January 8, 2015
Canada Border Services Agency
171 Slater St, 8th Floor
Ottawa, ON K1A 0L8
Attention: Alec Attfield, Director
By eMail: Alec.Attfield@cbsa-asfc.gc.ca
Subject: Comments on D20-1-1 Exporter Reporting
On behalf of the members of the Canadian International Freight Forwarders Association (CIFFA) we are pleased to submit the following comments on the revised D20-1-1. We will not repeat details on several comments that were noted at the BCCC Sub- Committee meeting on December 15, 2015, such as finalizing the flow chart, ensuring that definitions are clear and updating certain language.
At the outset we would like to express our regret that this revision of the DMemo, which was started in 2012, does not address the need for mandatory electronic export reporting and the elimination of the paper B13A. We understand that the legislative and systems changes have not occurred which would permit and facilitate the move to the 21st century world of paperless transactions for Canada’s export reporting. The reasons for mandatory, electronic export reporting outlined in our letter of September 16, 2009 to the Honourable Mr. Van Loan and others are even more compelling today.
15. and 16. We agree with your comments that paragraphs 15 and 16 are challenging as the CBSA has no authority over email or electronic exports. This is a Canada Border Services Agency Departmental Memo and has no responsibility to deal with Other Government Department requirements (such as those of DFATD or CFIA etc.) and there is no need for it to contain these paragraphs.
30. Not for this revision of the DMemos, but for our future thinking about exports, do we want all shipments, regardless of commercial value or personal effects reported electronically for risking? Risk assessment is risk assessment, regardless of the value or nature of the shipment. One must consider the risk attached to a printer cartridge that under our current regulations would not be reported on export. Our association has begun to think about this subject and looks forward to future discussions.

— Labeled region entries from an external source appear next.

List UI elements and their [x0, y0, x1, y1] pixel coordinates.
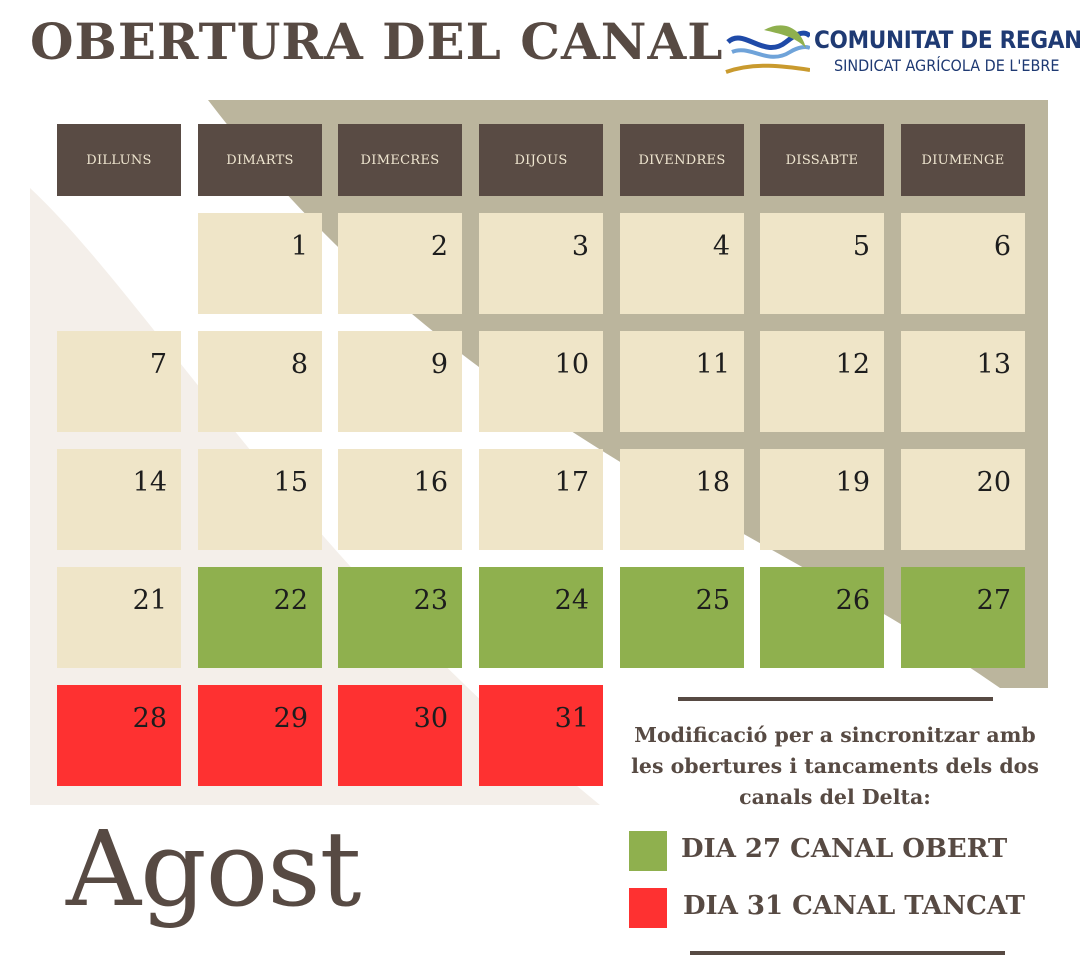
day-cell-11: 11: [620, 331, 744, 432]
day-cell-10: 10: [479, 331, 603, 432]
day-cell-18: 18: [620, 449, 744, 550]
legend-open-swatch: [629, 831, 667, 871]
day-cell-23: 23: [338, 567, 462, 668]
legend-closed-swatch: [629, 888, 667, 928]
day-cell-13: 13: [901, 331, 1025, 432]
day-cell-21: 21: [57, 567, 181, 668]
day-cell-31: 31: [479, 685, 603, 786]
day-cell-19: 19: [760, 449, 884, 550]
day-cell-15: 15: [198, 449, 322, 550]
day-cell-9: 9: [338, 331, 462, 432]
weekday-header-dissabte: DISSABTE: [760, 124, 884, 196]
weekday-header-dimarts: DIMARTS: [198, 124, 322, 196]
day-cell-7: 7: [57, 331, 181, 432]
day-cell-5: 5: [760, 213, 884, 314]
weekday-header-dimecres: DIMECRES: [338, 124, 462, 196]
day-cell-26: 26: [760, 567, 884, 668]
logo-subtitle: SINDICAT AGRÍCOLA DE L'EBRE: [834, 56, 1060, 75]
divider-top: [678, 697, 993, 701]
day-cell-27: 27: [901, 567, 1025, 668]
day-cell-6: 6: [901, 213, 1025, 314]
day-cell-1: 1: [198, 213, 322, 314]
day-cell-25: 25: [620, 567, 744, 668]
day-cell-4: 4: [620, 213, 744, 314]
day-cell-24: 24: [479, 567, 603, 668]
weekday-header-dilluns: DILLUNS: [57, 124, 181, 196]
page-title: OBERTURA DEL CANAL: [30, 12, 724, 71]
weekday-header-divendres: DIVENDRES: [620, 124, 744, 196]
day-cell-16: 16: [338, 449, 462, 550]
day-cell-28: 28: [57, 685, 181, 786]
weekday-header-dijous: DIJOUS: [479, 124, 603, 196]
day-cell-30: 30: [338, 685, 462, 786]
day-cell-8: 8: [198, 331, 322, 432]
day-cell-22: 22: [198, 567, 322, 668]
day-cell-20: 20: [901, 449, 1025, 550]
legend-closed-label: DIA 31 CANAL TANCAT: [683, 891, 1025, 921]
wave-logo-icon: [725, 25, 810, 74]
day-cell-12: 12: [760, 331, 884, 432]
day-cell-29: 29: [198, 685, 322, 786]
legend-open-label: DIA 27 CANAL OBERT: [681, 834, 1008, 864]
day-cell-17: 17: [479, 449, 603, 550]
day-cell-14: 14: [57, 449, 181, 550]
day-cell-3: 3: [479, 213, 603, 314]
weekday-header-diumenge: DIUMENGE: [901, 124, 1025, 196]
modification-note: Modificació per a sincronitzar amb les o…: [631, 723, 1039, 809]
divider-bottom: [690, 951, 1005, 955]
logo-name: COMUNITAT DE REGANTS: [814, 26, 1080, 54]
day-cell-2: 2: [338, 213, 462, 314]
month-name: Agost: [66, 808, 361, 930]
logo: COMUNITAT DE REGANTS SINDICAT AGRÍCOLA D…: [724, 22, 1080, 84]
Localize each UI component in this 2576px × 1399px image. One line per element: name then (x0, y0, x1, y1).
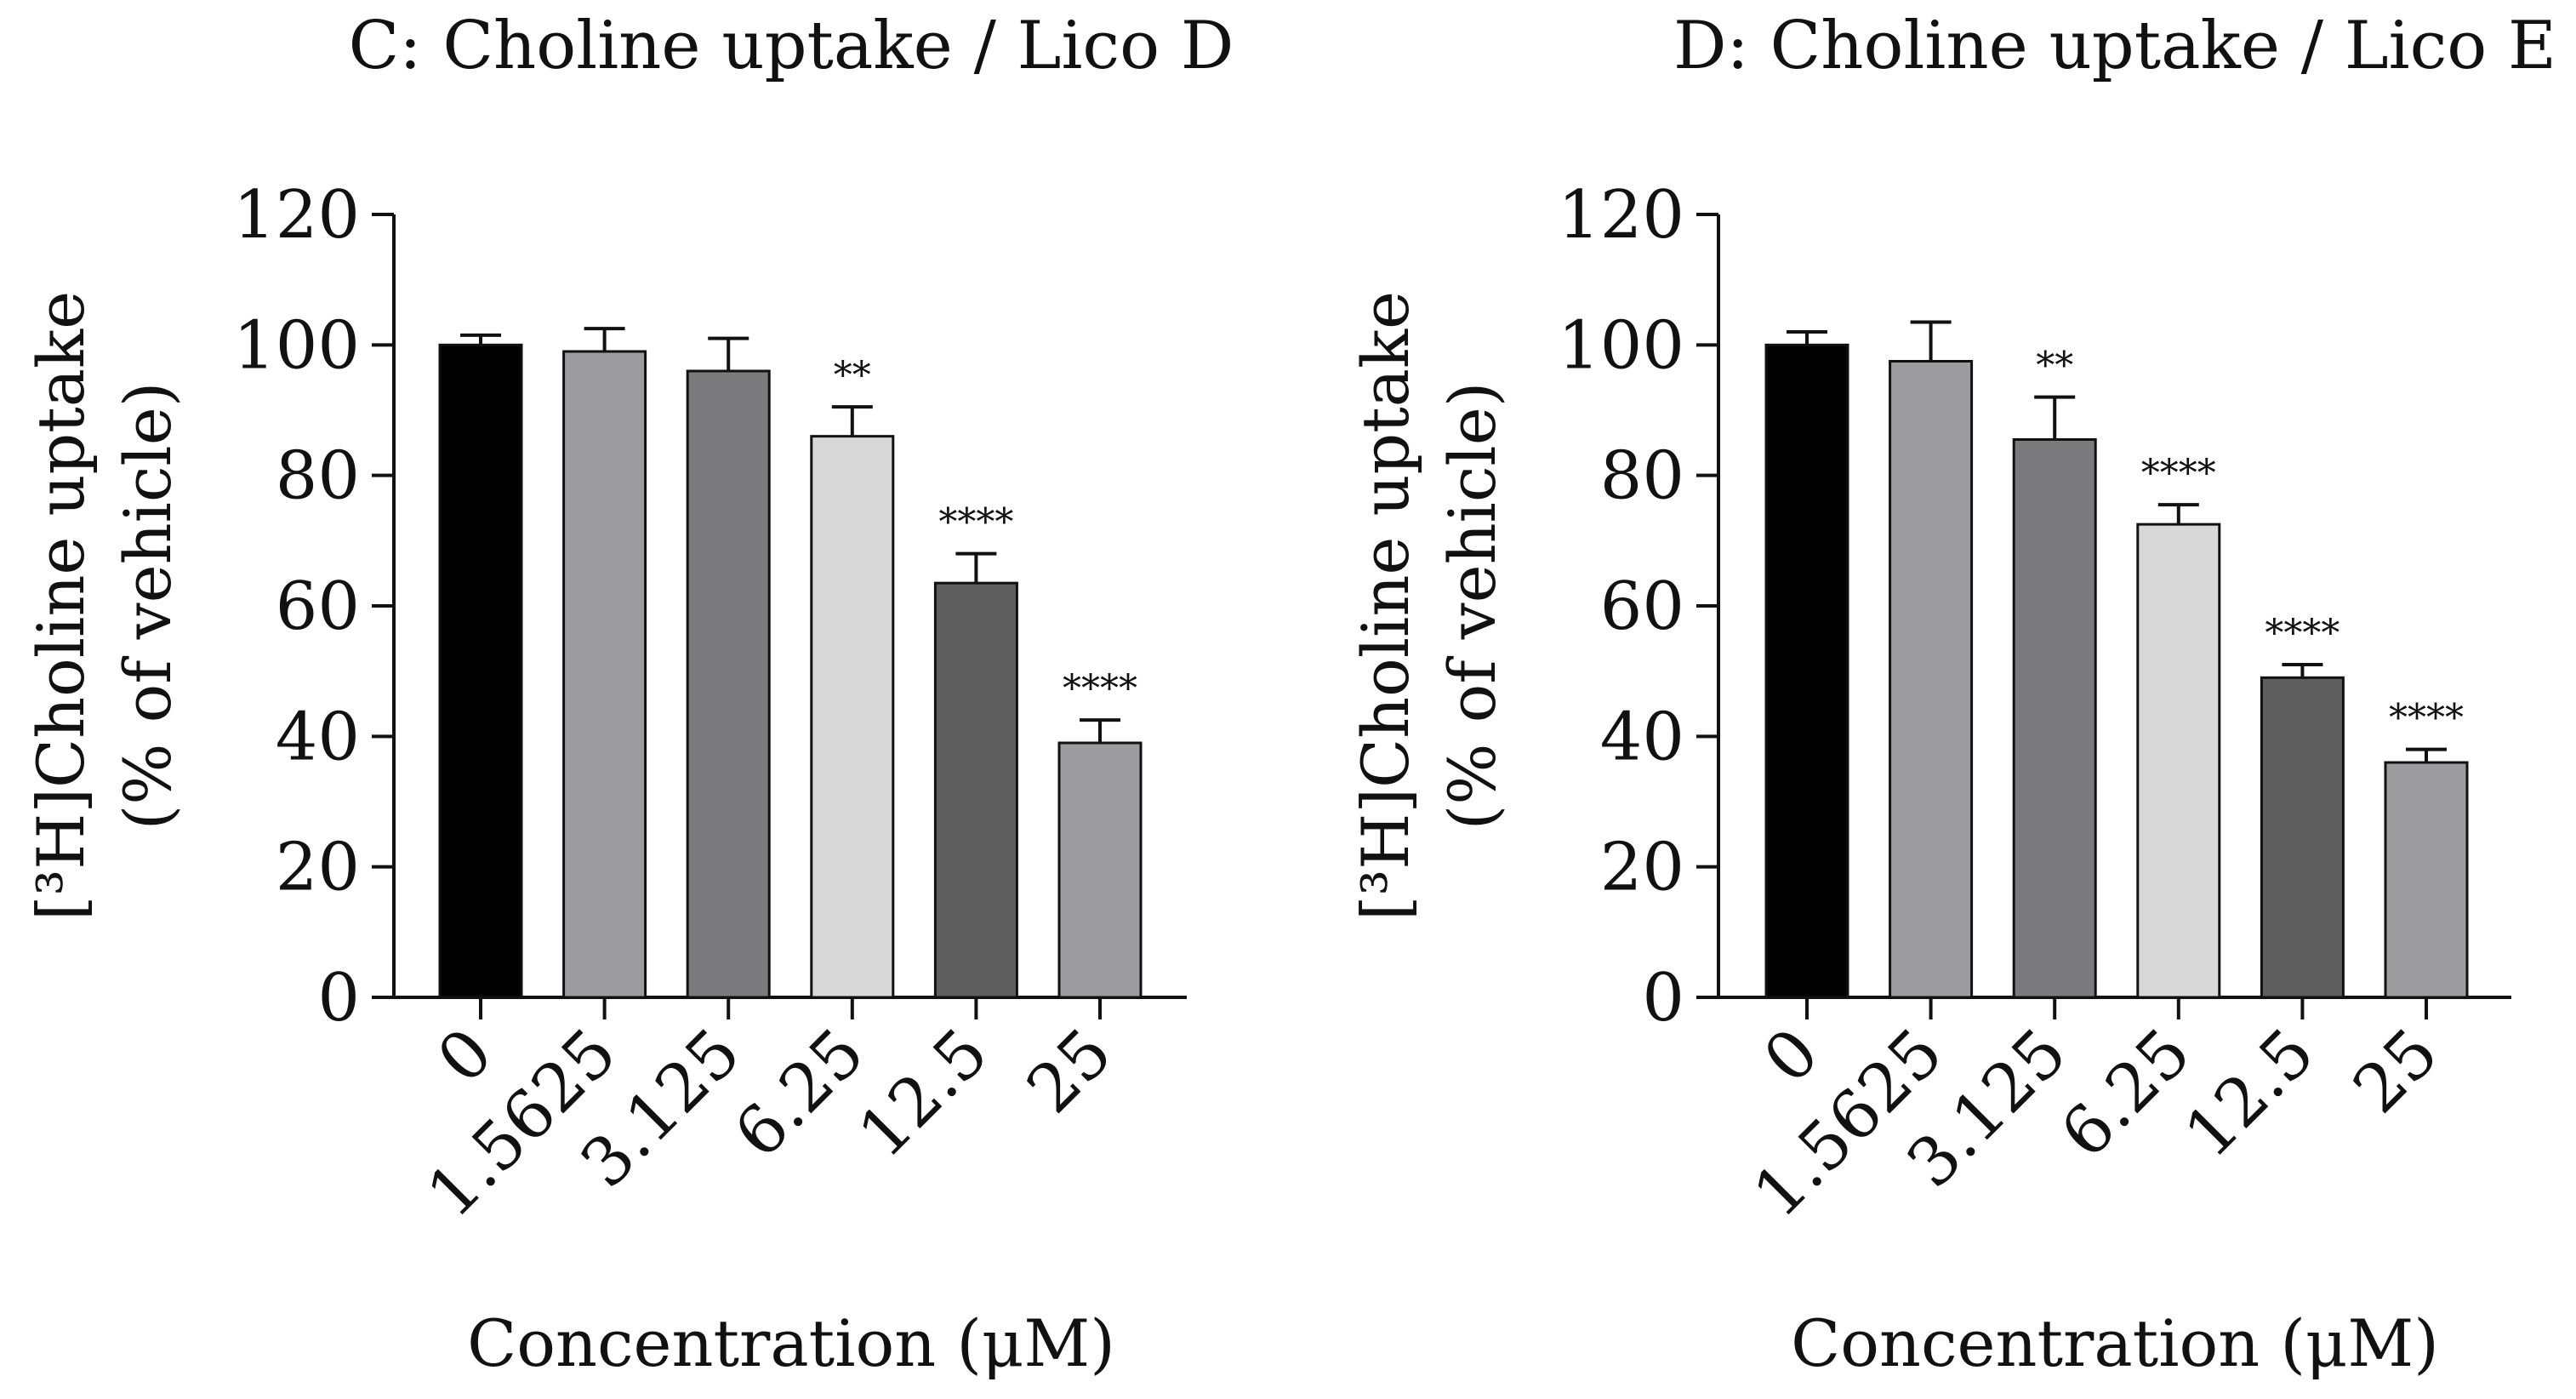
y-axis-label-unit: (% of vehicle) (1434, 382, 1510, 831)
y-tick-label: 60 (276, 568, 360, 645)
y-tick-label: 20 (276, 830, 360, 906)
x-axis-label: Concentration (μM) (1791, 1305, 2439, 1381)
y-axis-label-unit: (% of vehicle) (110, 382, 185, 831)
x-tick-label: 12.5 (844, 1014, 1002, 1173)
significance-label: **** (2265, 612, 2339, 655)
significance-label: **** (938, 501, 1013, 545)
y-axis-label: [³H]Choline uptake (1348, 291, 1423, 921)
bar-1.5625 (562, 350, 647, 999)
bar-12.5 (933, 581, 1018, 999)
bar-6.25 (810, 435, 895, 999)
significance-label: ** (834, 354, 871, 397)
x-axis-label: Concentration (μM) (467, 1305, 1115, 1381)
bar-25 (1057, 741, 1143, 999)
y-axis-label: [³H]Choline uptake (23, 291, 99, 921)
x-tick-label: 25 (1013, 1014, 1127, 1128)
bar-25 (2384, 761, 2469, 999)
y-tick-label: 80 (276, 438, 360, 515)
chart-panel-0: C: Choline uptake / Lico D [³H]Choline up… (23, 8, 1234, 1381)
bar-1.5625 (1889, 360, 1974, 999)
y-tick-label: 40 (276, 699, 360, 775)
significance-label: **** (1063, 667, 1137, 711)
y-tick-label: 100 (1558, 307, 1684, 384)
significance-label: ** (2036, 345, 2073, 388)
y-tick-label: 80 (1600, 438, 1684, 515)
chart-panel-1: D: Choline uptake / Lico E [³H]Choline up… (1348, 8, 2556, 1381)
bar-0 (438, 343, 523, 999)
significance-label: **** (2141, 452, 2216, 495)
y-tick-label: 0 (317, 960, 360, 1036)
y-tick-label: 120 (233, 177, 360, 254)
significance-label: **** (2389, 697, 2464, 740)
y-tick-label: 120 (1558, 177, 1684, 254)
bar-3.125 (686, 369, 771, 999)
x-tick-label: 12.5 (2170, 1014, 2328, 1173)
x-tick-label: 0 (424, 1014, 508, 1099)
bar-3.125 (2012, 438, 2097, 999)
x-tick-label: 0 (1750, 1014, 1834, 1099)
chart-title: C: Choline uptake / Lico D (349, 8, 1234, 84)
x-tick-label: 6.25 (721, 1014, 879, 1173)
bar-0 (1764, 343, 1849, 999)
bar-12.5 (2260, 676, 2345, 999)
x-tick-label: 6.25 (2047, 1014, 2205, 1173)
y-tick-label: 100 (233, 307, 360, 384)
x-tick-label: 25 (2339, 1014, 2453, 1128)
bar-6.25 (2136, 522, 2221, 999)
y-tick-label: 0 (1642, 960, 1684, 1036)
chart-title: D: Choline uptake / Lico E (1673, 8, 2556, 84)
y-tick-label: 20 (1600, 830, 1684, 906)
y-tick-label: 60 (1600, 568, 1684, 645)
y-tick-label: 40 (1600, 699, 1684, 775)
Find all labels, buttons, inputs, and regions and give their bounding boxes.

46. It is the exporter’s responsibility to provide the carrier with their export declaration proof of report number. Proof of report will be in accordance with the reporting method, as follows:
a) In the case of a CAED, the proof of report is 23 digits in length and includes:
i. the licence number, which is composed of two numeric, one alphabetic and three numeric digits, e.g. 12X543;
We have been advised by a CIFFA member that the CAED proof of report has changed and can now be either as noted here or three numeric and three alpha. This should be reviewed with Stats Can before finalization of the DMemo. If the numbering change is permanent and the DMemo is updated, there will have to be extensive communication to carriers, forwarders and exporters so that systems can be updated.
56. We look forward to seeing the re- wording of this paragraph to clearly state that it is not an individual officer that must be satisfied, it is the CBSA that must be satisfied. At every holiday period such as Christmas the association receives two or three examples of export containers called for exam, then the officer goes on vacation and the container sits for two or three weeks until that officer comes back. Changing the wording, communicating the change, and having CBSA Operations revise standard operating procedures will be helpful.